There are several ways that bots can be used to automate tasks in a security operations center (SOC). The following are some of the ways we rely on bots to automate and scale our SOC:
- Incident response: We use bots extensively to automate the triage of security incidents, such as analyzing log data, identifying and isolating compromised systems, and escalating incidents to the appropriate team members via one of our incident management queues. In the same vein, bots are also used for active threat containment with integration with Nextgen firewalls, cloud based web and email security vendors such Zscaler, Netskope, Cisco Umbrella, Microsoft O365 Exchange and Mimecast as well as cloud vendors such as the AWS Network Firewall. Some of these tasks can be done using SOAR technology, however our experience shows that most enterprises would be lucky if they can get 5 use cases out of their very expensive SOAR investments.
- Threat intelligence: We use bots extensively to collect, analyze, and disseminate threat intelligence from various sources, such as threat feeds, twitter and social media. You could replicate much of what we have done here by investing in one of many Threat Intelligence Platforms (TIPs)
- Vulnerability management: We use bots to automate tasks such as scanning for vulnerabilities, identifying and prioritizing assets that need patching, and even testing the patching of vulnerabilities. This is an internal security requirement that ensures we remain compliant and certified to SOC2, PCI DSS, and ISO27001 standards.
- Compliance: As mentioned earlier, we also use bots to automate compliance-related tasks such as monitoring for changes to regulatory requirements and identifying any non-compliant systems or configurations. There are 3rd party dedicated tools that can also do this for you that actively looks for host and network changes and report on deviations.
- Automating Reporting: Our team has to report a lot of data to different levels of client persons, ranging from management reports to technical reports. Automated on-demand, monthly, and quarterly report generation is critical to allow our team to focus on more critical tasks and avoid human errors.
- Automating Manual Task: Finally, we use bots to automate many repetitive, time-consuming tasks, such as monitoring and analyzing logs and alerts, or monitoring network traffic, this way it increases the efficiency of our SOC team and they can focus on more critical task.
At LMNTRIX there is no concept of a SIEM, SOAR or any reliance on logs for threat management. We assume the client existing controls will be breached, so relying on their logs to detect the initial threat is ineffective – every single enterprise that is breached uses this old school method today. Where we collect logs it’s purely for post breach forensics.

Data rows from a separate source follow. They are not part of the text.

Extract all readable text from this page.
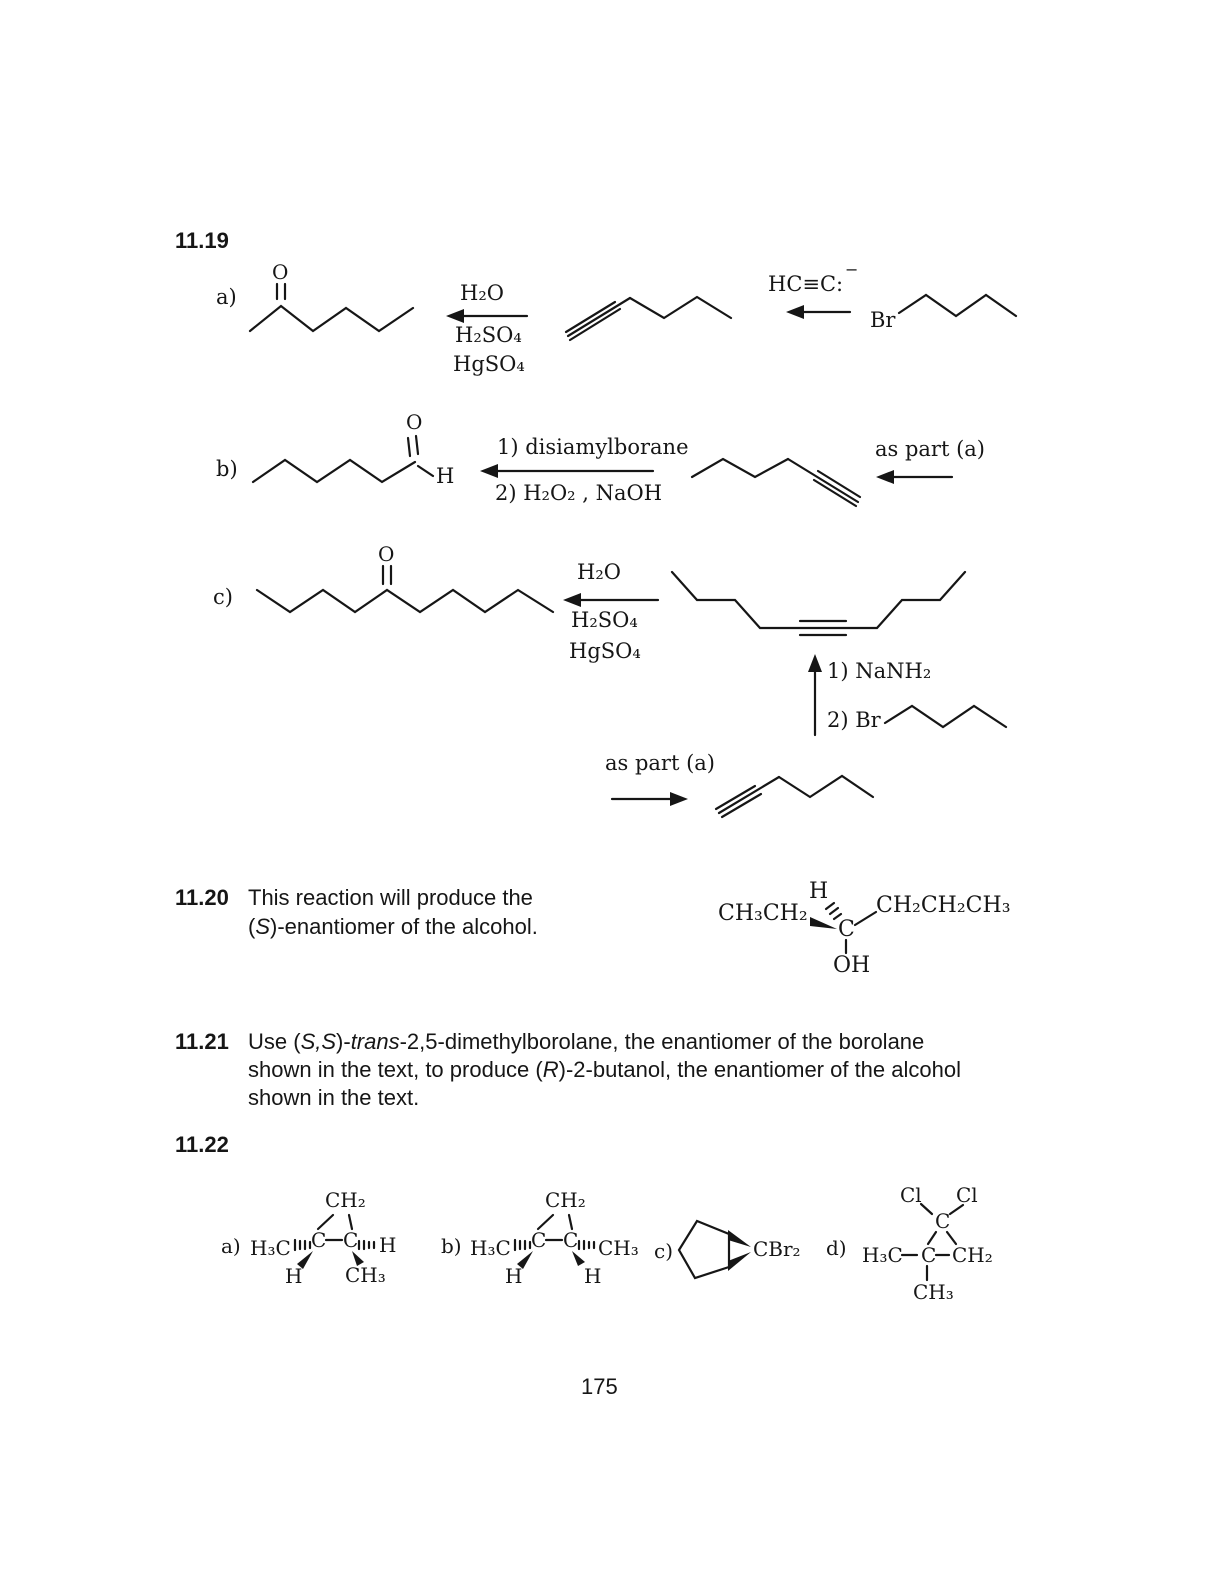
11.19
a)
O
H₂O
H₂SO₄
HgSO₄
HC≡C:
−
Br
b)
O
H
1) disiamylborane
2) H₂O₂ , NaOH
as part (a)
c)
O
H₂O
H₂SO₄
HgSO₄
1) NaNH₂
2) Br
as part (a)
11.20 This reaction will produce the
(S)-enantiomer of the alcohol.
CH₃CH₂
H
C
CH₂CH₂CH₃
OH
11.21 Use (S,S)-trans-2,5-dimethylborolane, the enantiomer of the borolane
shown in the text, to produce (R)-2-butanol, the enantiomer of the alcohol
shown in the text.
11.22
a) H₃C C C
CH₂
H
H CH₃
b) H₃C C C
CH₂
CH₃
H	H
c)	CBr₂ d)
Cl Cl
C
H₃C C CH₂
CH₃
175
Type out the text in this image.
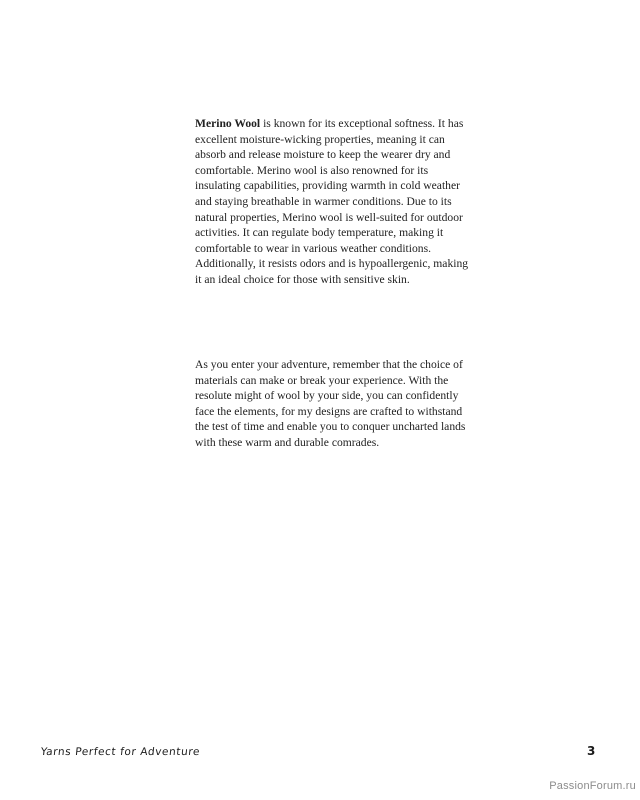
Merino Wool is known for its exceptional softness. It has excellent moisture-wicking properties, meaning it can absorb and release moisture to keep the wearer dry and comfortable. Merino wool is also renowned for its insulating capabilities, providing warmth in cold weather and staying breathable in warmer conditions. Due to its natural properties, Merino wool is well-suited for outdoor activities. It can regulate body temperature, making it comfortable to wear in various weather conditions. Additionally, it resists odors and is hypoallergenic, making it an ideal choice for those with sensitive skin.

As you enter your adventure, remember that the choice of materials can make or break your experience. With the resolute might of wool by your side, you can confidently face the elements, for my designs are crafted to withstand the test of time and enable you to conquer uncharted lands with these warm and durable comrades.

Yarns Perfect for Adventure	3
PassionForum.ru
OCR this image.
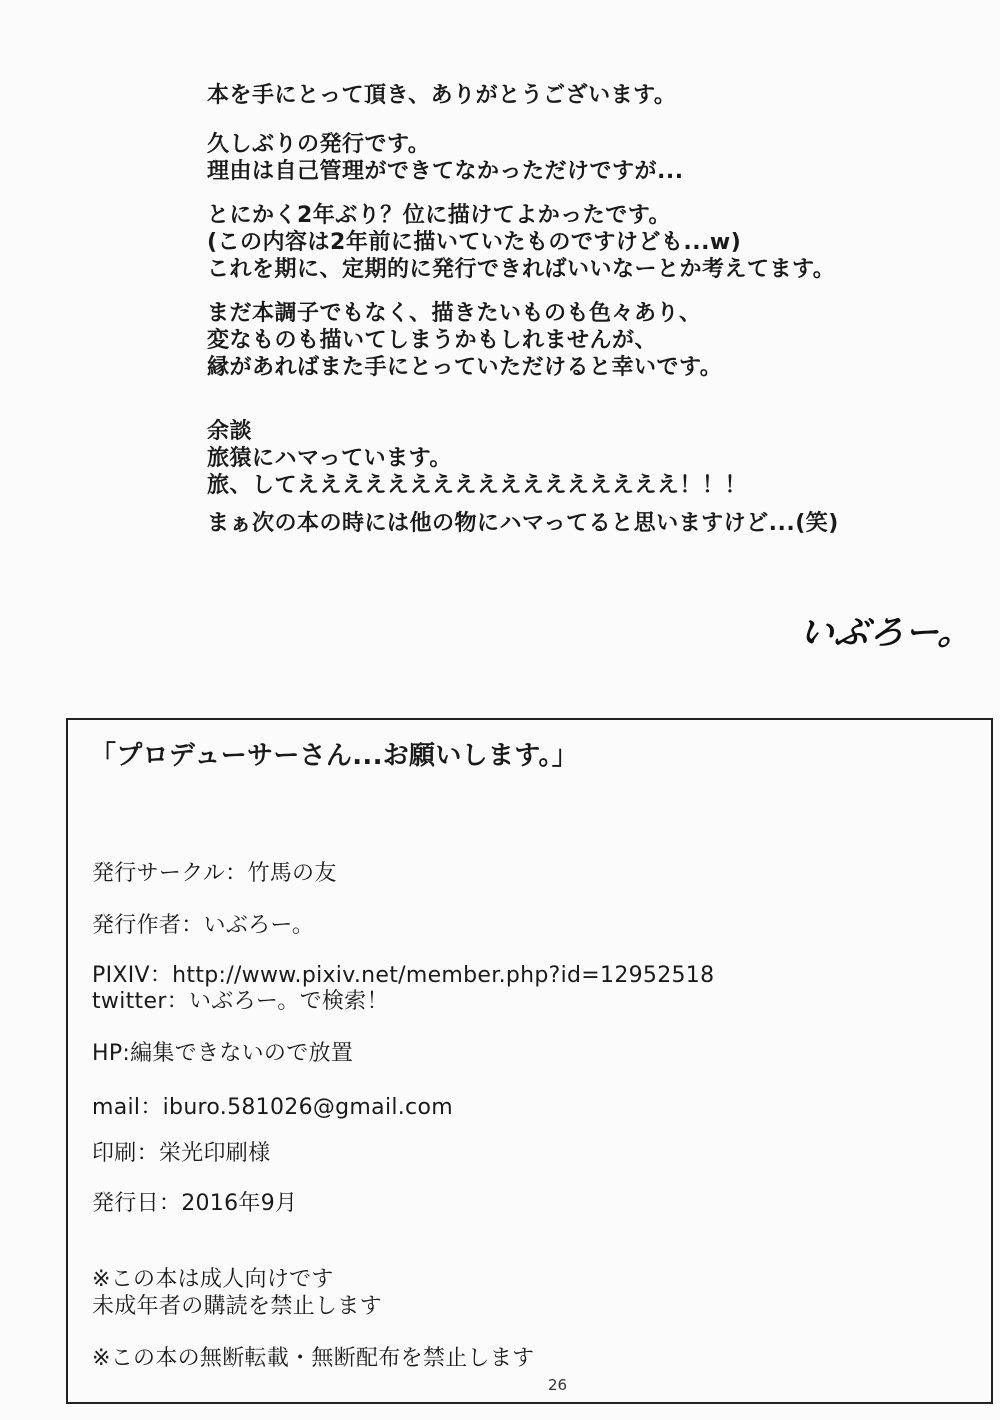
本を手にとって頂き、ありがとうございます。

久しぶりの発行です。
理由は自己管理ができてなかっただけですが...

とにかく2年ぶり？位に描けてよかったです。
(この内容は2年前に描いていたものですけども...w)
これを期に、定期的に発行できればいいなーとか考えてます。

まだ本調子でもなく、描きたいものも色々あり、
変なものも描いてしまうかもしれませんが、
縁があればまた手にとっていただけると幸いです。

余談
旅猿にハマっています。
旅、してえええええええええええええええええ！！！

まぁ次の本の時には他の物にハマってると思いますけど...(笑)

いぶろー。
「プロデューサーさん...お願いします。」
発行サークル：竹馬の友
発行作者：いぶろー。
PIXIV：http://www.pixiv.net/member.php?id=12952518
twitter：いぶろー。で検索！
HP:編集できないので放置
mail：iburo.581026@gmail.com
印刷：栄光印刷様
発行日：2016年9月
※この本は成人向けです
未成年者の購読を禁止します
※この本の無断転載・無断配布を禁止します
26
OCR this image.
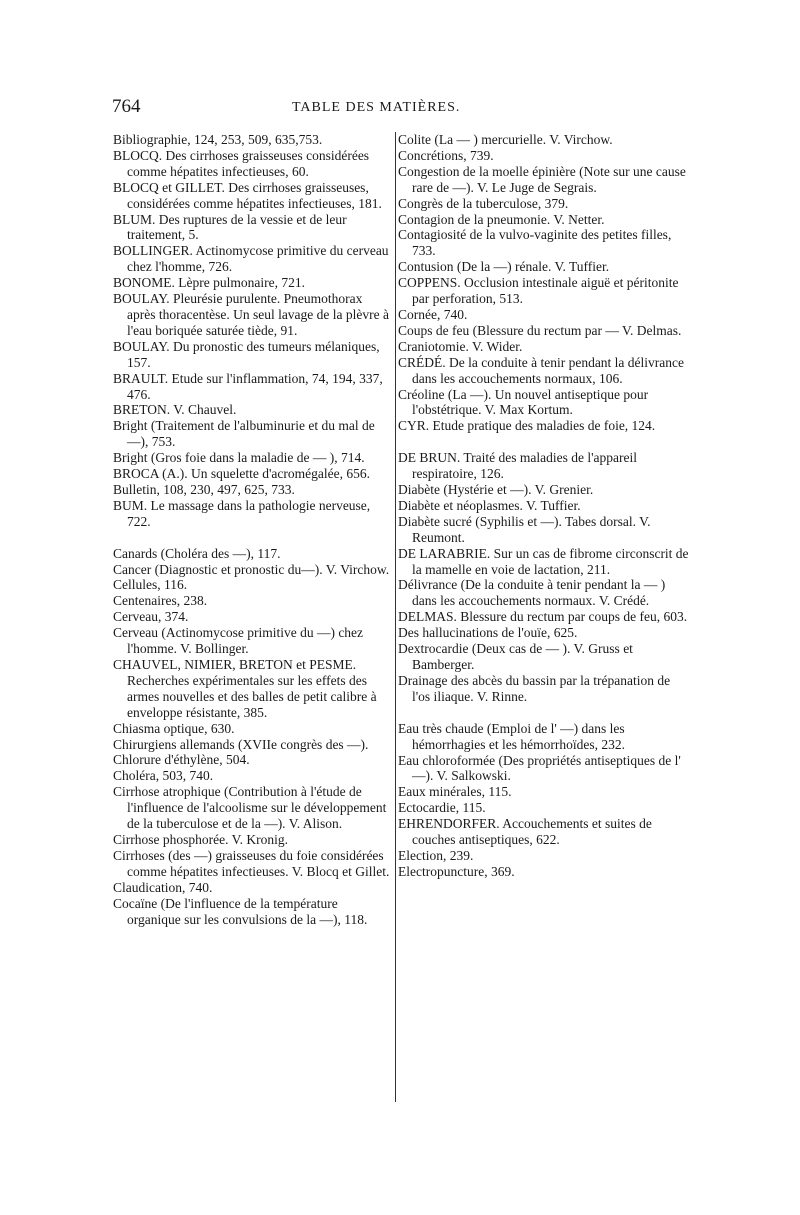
764	TABLE DES MATIÈRES.
Bibliographie, 124, 253, 509, 635,753.
BLOCQ. Des cirrhoses graisseuses considérées comme hépatites infectieuses, 60.
BLOCQ et GILLET. Des cirrhoses graisseuses, considérées comme hépatites infectieuses, 181.
BLUM. Des ruptures de la vessie et de leur traitement, 5.
BOLLINGER. Actinomycose primitive du cerveau chez l'homme, 726.
BONOME. Lèpre pulmonaire, 721.
BOULAY. Pleurésie purulente. Pneumothorax après thoracentèse. Un seul lavage de la plèvre à l'eau boriquée saturée tiède, 91.
BOULAY. Du pronostic des tumeurs mélaniques, 157.
BRAULT. Etude sur l'inflammation, 74, 194, 337, 476.
BRETON. V. Chauvel.
Bright (Traitement de l'albuminurie et du mal de —), 753.
Bright (Gros foie dans la maladie de — ), 714.
BROCA (A.). Un squelette d'acromégalée, 656.
Bulletin, 108, 230, 497, 625, 733.
BUM. Le massage dans la pathologie nerveuse, 722.
Canards (Choléra des —), 117.
Cancer (Diagnostic et pronostic du—). V. Virchow.
Cellules, 116.
Centenaires, 238.
Cerveau, 374.
Cerveau (Actinomycose primitive du —) chez l'homme. V. Bollinger.
CHAUVEL, NIMIER, BRETON et PESME. Recherches expérimentales sur les effets des armes nouvelles et des balles de petit calibre à enveloppe résistante, 385.
Chiasma optique, 630.
Chirurgiens allemands (XVIIe congrès des —).
Chlorure d'éthylène, 504.
Choléra, 503, 740.
Cirrhose atrophique (Contribution à l'étude de l'influence de l'alcoolisme sur le développement de la tuberculose et de la —). V. Alison.
Cirrhose phosphorée. V. Kronig.
Cirrhoses (des —) graisseuses du foie considérées comme hépatites infectieuses. V. Blocq et Gillet.
Claudication, 740.
Cocaïne (De l'influence de la température organique sur les convulsions de la —), 118.
Colite (La — ) mercurielle. V. Virchow.
Concrétions, 739.
Congestion de la moelle épinière (Note sur une cause rare de —). V. Le Juge de Segrais.
Congrès de la tuberculose, 379.
Contagion de la pneumonie. V. Netter.
Contagiosité de la vulvo-vaginite des petites filles, 733.
Contusion (De la —) rénale. V. Tuffier.
COPPENS. Occlusion intestinale aiguë et péritonite par perforation, 513.
Cornée, 740.
Coups de feu (Blessure du rectum par — V. Delmas.
Craniotomie. V. Wider.
CRÉDÉ. De la conduite à tenir pendant la délivrance dans les accouchements normaux, 106.
Créoline (La —). Un nouvel antiseptique pour l'obstétrique. V. Max Kortum.
CYR. Etude pratique des maladies de foie, 124.
DE BRUN. Traité des maladies de l'appareil respiratoire, 126.
Diabète (Hystérie et —). V. Grenier.
Diabète et néoplasmes. V. Tuffier.
Diabète sucré (Syphilis et —). Tabes dorsal. V. Reumont.
DE LARABRIE. Sur un cas de fibrome circonscrit de la mamelle en voie de lactation, 211.
Délivrance (De la conduite à tenir pendant la — ) dans les accouchements normaux. V. Crédé.
DELMAS. Blessure du rectum par coups de feu, 603.
Des hallucinations de l'ouïe, 625.
Dextrocardie (Deux cas de — ). V. Gruss et Bamberger.
Drainage des abcès du bassin par la trépanation de l'os iliaque. V. Rinne.
Eau très chaude (Emploi de l' —) dans les hémorrhagies et les hémorrhoïdes, 232.
Eau chloroformée (Des propriétés antiseptiques de l' —). V. Salkowski.
Eaux minérales, 115.
Ectocardie, 115.
EHRENDORFER. Accouchements et suites de couches antiseptiques, 622.
Election, 239.
Electropuncture, 369.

This 1990’s SOC approach with analysts staring at SIEM consoles doesn’t scale and guarantees us missing the threat and the subsequent breach. This is why bots are critical in our operations, to help automate and scale our detection capability by validating the threats we detect using our XDR tech stack and the subsequent incident creation and client communication.
It is important to note that automation should be used as a supplement to, not a replacement for, human expertise and decision-making in the SOC. It’s also important to ensure that the automation is properly configured, integrated, and tested, and that its output is monitored, analysed, and actioned accordingly. To implement bots in a SOC, you can use pre-built solutions such as security incident and event management (SIEM) software, or you can create your own bots using programming languages such as Python or Java and security-specific libraries like OpenCV for computer vision, OpenSSL for encryption and libraries such as scikit-learn for machine learning. Finally, it’s important to ensure that the bots are properly secured and integrated with existing security tools and processes.